Dodging the afternoon shoppers was student Daniel Jones, who said he wished there was more information for consumers to make ethical choices.

“I try and avoid some stores which sell cheap clothes because you don’t know, do you? I prefer designer labels, and I just assume [that] because they’re a bit more expensive, they’ve been sourced ethically,” he says.

A test for the industry

It often takes tragedy to drive real reform. The Triangle Shirtwaist Factory fire in 1911 in New York City, which killed 146 workers who could not escape through locked stairwell and exit doors, led to an overhaul of US labor laws and workers’ rights.

In Bangladesh, Rana Plaza was only the latest in a string of accidents due to poor infrastructure and shoddy construction. In the past five months alone, 1,254 people have been killed in collapses, fires, and stampedes, says Charles Kernaghan, director at the Pittsburgh-based Institute for Global Labour and Human Rights.

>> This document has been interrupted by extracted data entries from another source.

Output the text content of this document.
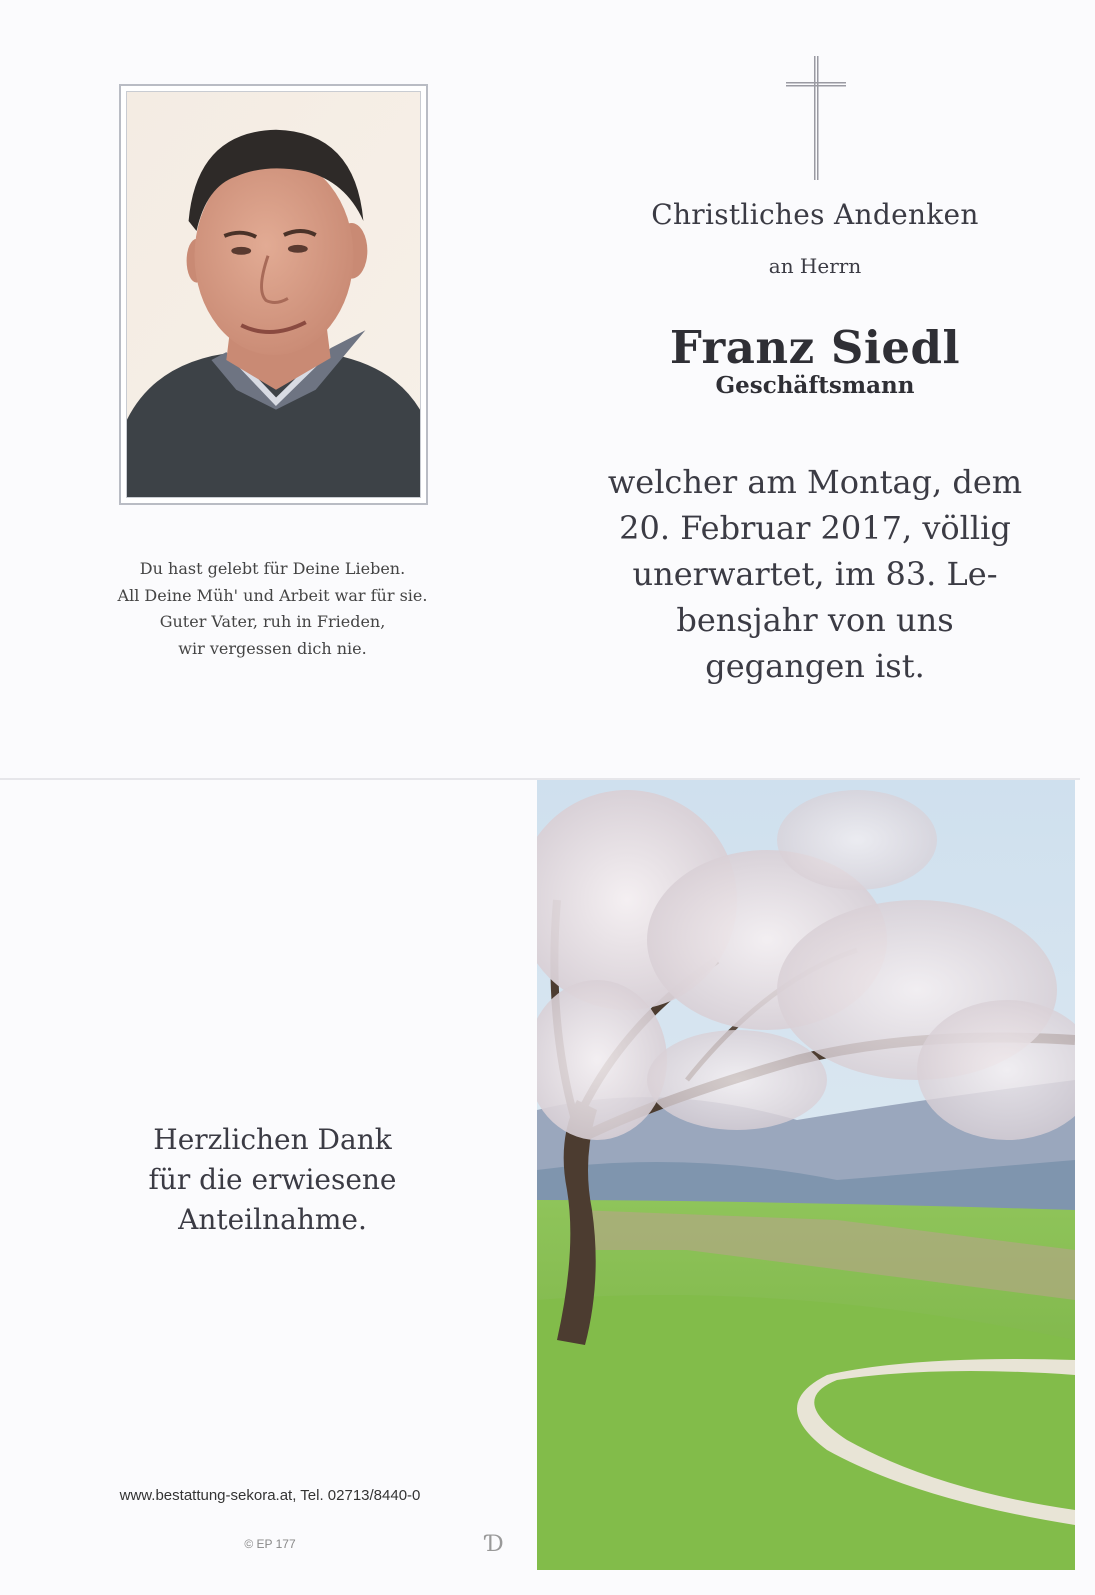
Du hast gelebt für Deine Lieben.
All Deine Müh' und Arbeit war für sie.
Guter Vater, ruh in Frieden,
wir vergessen dich nie.
Christliches Andenken
an Herrn
Franz Siedl
Geschäftsmann
welcher am Montag, dem
20. Februar 2017, völlig
unerwartet, im 83. Le-
bensjahr von uns
gegangen ist.
Herzlichen Dank
für die erwiesene
Anteilnahme.
www.bestattung-sekora.at, Tel. 02713/8440-0
© EP 177	Ɗ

He sees the accord as crucial to improving standards, but the deeper problem – government corruption that has led to lax regulations and negligence – is still there. “The major problem with Bangladesh is it’s hollowed out. There’s nothing you can’t just buy out,” he says.

He and many others say that even though the accord does have a clause that increases the role of unions, if that part fails, the impact of the accord will be limited. Unions already exist on paper in Bangladesh, but in reality they are stifled. “If they had a voice, if they could negotiate with management, you wouldn’t have these fires or these collapses,” Mr. Kernaghan says.

“It’s very good that companies signed the agreement,” says Ms. Laville in France. But the social and environmental consequences will remain as long as fast fashion remains the rule, she says, “as long as people want the cheapest possible clothes changing every month, with people buying more clothes than they can wear.”